In a September 13, 2021 paper entitled, Profits of War: Corporate Beneficiaries of the Post-9/11 Pentagon Spending Surge, William D. Hartung examines Pentagon spending that has benefited weapon makers, logistics firms, private security contractors, and other corporate interests. His paper echos the same conclusion that Smedley Butler made almost 100 years ago.
Hartung points out that the financial benefits from a war economy include much more than just the weapons industry. Although one-quarter to one-third of all Pentagon contracts in recent years have gone to just five weapons contractors: Lockheed Martin, Boeing, General Dynamics, Raytheon, and Northrop Grumman, there has been an abundance of booty to be had.
Heidi Peltier reported that roughly half of the Pentagon 2019 budget went to military contractors. These funds were both for war-related and ongoing peacetime activities. The FY2020 indicates, the spending for these contractors grew to $420 billion. It includes logistics and reconstruction firms like Halliburton subsidiary Kellogg, Brown and Root (KBR), Bechtel, and armed private security contractors like Blackwater and Dyncorp.
The Commission on Wartime Contracting in Iraq and Afghanistan estimated that waste, fraud, and abuse in the two war zones as of 2011 had totaled $31 billion to $60 billion. Taking advantage of the less rigorous oversight under wartime conditions is what is called war profiteering. The war industries are guilty of overcharging, shoddy construction, and outright theft by contractors.
Overcharging violations in 2004, KBR refunded the U.S. $27.4 million for potential over-billings at dining facilities in Iraq and Kuwait. Shoddy work has had tragic human consequences, like the electrocution of at least eighteen military personnel in several bases in Iraq due to faulty electrical installations and lack of grounding.
The list goes on; $43 million on a never used gas station, another $150 million on lavish living quarters for U.S. economic advisors, and $3 million for patrol boats for the Afghan police that were also never used.
A Congressional investigation found that a significant portion of $2 billion worth of transportation contracts to U.S. and Afghan firms ended with kickbacks to warlords, police officials, or payments to the Taliban. Former Secretary of State Hillary Clinton has stated that a source of funding for the Taliban was the protection money paid from U.S. transportation contracts.

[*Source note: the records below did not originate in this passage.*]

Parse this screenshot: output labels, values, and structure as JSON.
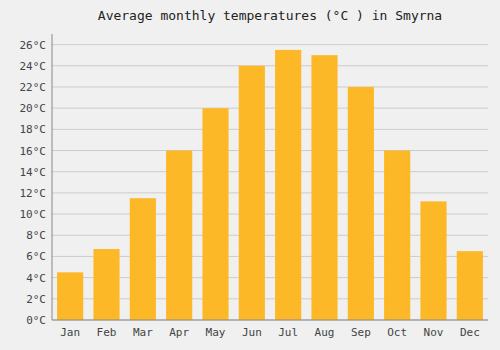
{
  "chart_data": {
    "type": "bar",
    "title": "Average monthly temperatures (°C ) in Smyrna",
    "categories": [
      "Jan",
      "Feb",
      "Mar",
      "Apr",
      "May",
      "Jun",
      "Jul",
      "Aug",
      "Sep",
      "Oct",
      "Nov",
      "Dec"
    ],
    "values": [
      4.5,
      6.7,
      11.5,
      16.0,
      20.0,
      24.0,
      25.5,
      25.0,
      22.0,
      16.0,
      11.2,
      6.5
    ],
    "color": "#FDB827",
    "ylim": [
      0,
      27
    ],
    "yticks": [
      {
        "value": 0,
        "label": "0°C"
      },
      {
        "value": 2,
        "label": "2°C"
      },
      {
        "value": 4,
        "label": "4°C"
      },
      {
        "value": 6,
        "label": "6°C"
      },
      {
        "value": 8,
        "label": "8°C"
      },
      {
        "value": 10,
        "label": "10°C"
      },
      {
        "value": 12,
        "label": "12°C"
      },
      {
        "value": 14,
        "label": "14°C"
      },
      {
        "value": 16,
        "label": "16°C"
      },
      {
        "value": 18,
        "label": "18°C"
      },
      {
        "value": 20,
        "label": "20°C"
      },
      {
        "value": 22,
        "label": "22°C"
      },
      {
        "value": 24,
        "label": "24°C"
      },
      {
        "value": 26,
        "label": "26°C"
      }
    ],
    "grid": true
  }
}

The use of private contractors reduces transparency and accountability in war zones, accompanied by disastrous results. In 2011 contractors represented more than half of the U.S. presence in the contingency operations in Iraq and Afghanistan, at times employing more than a quarter-million people.
A 2017 analysis by Brown University’s Costs of War project documented abysmal labor conditions and human rights abuses inflicted on foreign nationals working on U.S.-funded projects in Afghanistan. Including false imprisonment, theft of wages, and deaths and injuries in areas of conflict.

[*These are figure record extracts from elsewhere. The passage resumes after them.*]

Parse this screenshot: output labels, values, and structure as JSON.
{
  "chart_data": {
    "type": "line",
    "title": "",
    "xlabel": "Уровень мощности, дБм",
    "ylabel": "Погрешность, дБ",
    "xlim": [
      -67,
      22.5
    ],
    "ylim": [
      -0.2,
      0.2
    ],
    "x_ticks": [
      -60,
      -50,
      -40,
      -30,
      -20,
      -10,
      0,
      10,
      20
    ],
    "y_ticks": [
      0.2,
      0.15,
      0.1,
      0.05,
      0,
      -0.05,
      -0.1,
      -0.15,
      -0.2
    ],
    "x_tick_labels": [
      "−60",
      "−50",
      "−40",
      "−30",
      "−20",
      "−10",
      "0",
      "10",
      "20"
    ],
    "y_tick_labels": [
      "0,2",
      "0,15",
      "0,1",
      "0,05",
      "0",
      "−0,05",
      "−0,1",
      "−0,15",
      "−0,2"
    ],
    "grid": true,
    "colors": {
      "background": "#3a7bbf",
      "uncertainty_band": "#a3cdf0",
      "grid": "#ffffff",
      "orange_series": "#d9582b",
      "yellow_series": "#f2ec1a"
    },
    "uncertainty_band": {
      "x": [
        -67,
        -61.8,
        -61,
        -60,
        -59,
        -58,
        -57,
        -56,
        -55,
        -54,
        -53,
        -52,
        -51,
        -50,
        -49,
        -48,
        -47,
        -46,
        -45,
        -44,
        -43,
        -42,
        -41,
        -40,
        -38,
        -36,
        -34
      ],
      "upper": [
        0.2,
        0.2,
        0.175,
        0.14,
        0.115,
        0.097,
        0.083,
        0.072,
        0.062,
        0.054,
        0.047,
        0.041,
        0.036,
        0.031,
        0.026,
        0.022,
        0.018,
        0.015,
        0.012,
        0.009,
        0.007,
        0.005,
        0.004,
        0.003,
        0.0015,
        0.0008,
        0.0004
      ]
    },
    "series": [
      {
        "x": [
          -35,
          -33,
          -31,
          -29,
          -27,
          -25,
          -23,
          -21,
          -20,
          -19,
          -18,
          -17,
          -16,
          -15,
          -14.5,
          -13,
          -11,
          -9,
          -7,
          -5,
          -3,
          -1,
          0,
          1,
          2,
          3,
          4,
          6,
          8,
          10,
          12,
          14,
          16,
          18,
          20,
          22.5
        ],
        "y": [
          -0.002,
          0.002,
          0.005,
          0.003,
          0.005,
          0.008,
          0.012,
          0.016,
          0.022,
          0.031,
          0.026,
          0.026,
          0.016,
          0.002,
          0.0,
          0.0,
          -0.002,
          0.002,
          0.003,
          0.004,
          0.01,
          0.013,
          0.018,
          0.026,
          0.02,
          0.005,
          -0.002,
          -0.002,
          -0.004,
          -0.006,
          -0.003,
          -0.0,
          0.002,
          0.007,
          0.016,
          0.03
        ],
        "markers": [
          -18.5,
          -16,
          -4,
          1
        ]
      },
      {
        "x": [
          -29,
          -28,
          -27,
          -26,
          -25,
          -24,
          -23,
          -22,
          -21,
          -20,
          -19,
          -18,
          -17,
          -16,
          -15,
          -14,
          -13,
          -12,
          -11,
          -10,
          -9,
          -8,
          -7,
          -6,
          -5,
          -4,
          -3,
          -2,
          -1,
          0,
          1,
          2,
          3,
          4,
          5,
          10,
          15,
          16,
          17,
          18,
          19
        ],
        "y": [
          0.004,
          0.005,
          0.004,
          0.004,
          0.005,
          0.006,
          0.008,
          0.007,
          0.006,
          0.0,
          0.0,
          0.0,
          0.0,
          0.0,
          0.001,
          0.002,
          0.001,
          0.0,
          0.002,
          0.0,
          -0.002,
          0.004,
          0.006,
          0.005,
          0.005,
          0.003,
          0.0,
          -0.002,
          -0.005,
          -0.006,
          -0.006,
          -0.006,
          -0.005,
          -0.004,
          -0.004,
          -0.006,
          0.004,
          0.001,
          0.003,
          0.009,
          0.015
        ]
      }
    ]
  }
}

Activities of private contractors like Blackwater and its 2007 massacre of 17 people in Baghdad’s Nisour Square have occurred. Contractors like Titan and CACI International firms involved in the interrogation of Iraqi prisoners. Their activities included interrogators and translators on the ground at Abu Ghraib, the Iraqi prison where inmates were tortured.

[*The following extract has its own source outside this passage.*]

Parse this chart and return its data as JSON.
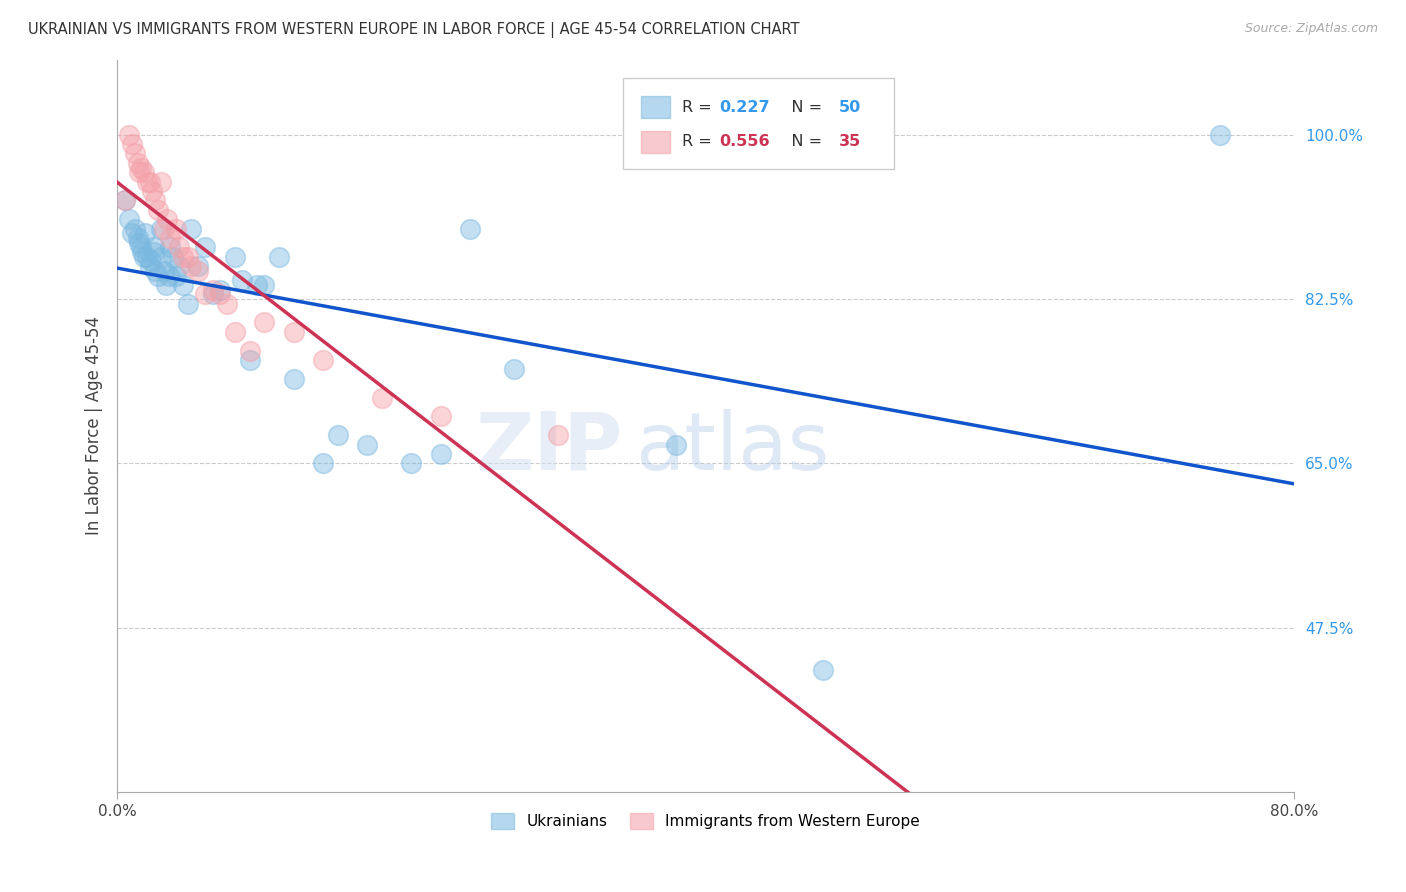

Failures like DynCorp, a primary contractor to train and develop the Afghan police force between 2002 and 2017, are rewarded instead of terminated. By 2009, over half of DynCorp’s revenues were coming from the Iraq and Afghan wars. The same company paid $1.5 million to settle fraud allegations for a scheme in that DynCorp officials received kickbacks from subcontractors. The same company agreed to pay the U.S. $7 million to settle a lawsuit for submitting inflated charges.
Smedley Butler wrote: ”War is a racket. It always has been. It is possibly the oldest, easily the most profitable, surely the most vicious. It is the only one in which the profits are reckoned in dollars and the losses in lives. A racket is best described, I believe, as something that is not what it seems to the majority of the people. Only a small ‘inside’ group knows what it is about. It is conducted for the benefit of the very few, at the expense of the very many. Out of war, a few people make huge fortunes.”
The ultimate solution for stopping war profiteering is stopping war. Until then, slash the Department of Defense budget and change the U.S. foreign policy. Prioritizes real diplomacy, not gunboat diplomacy.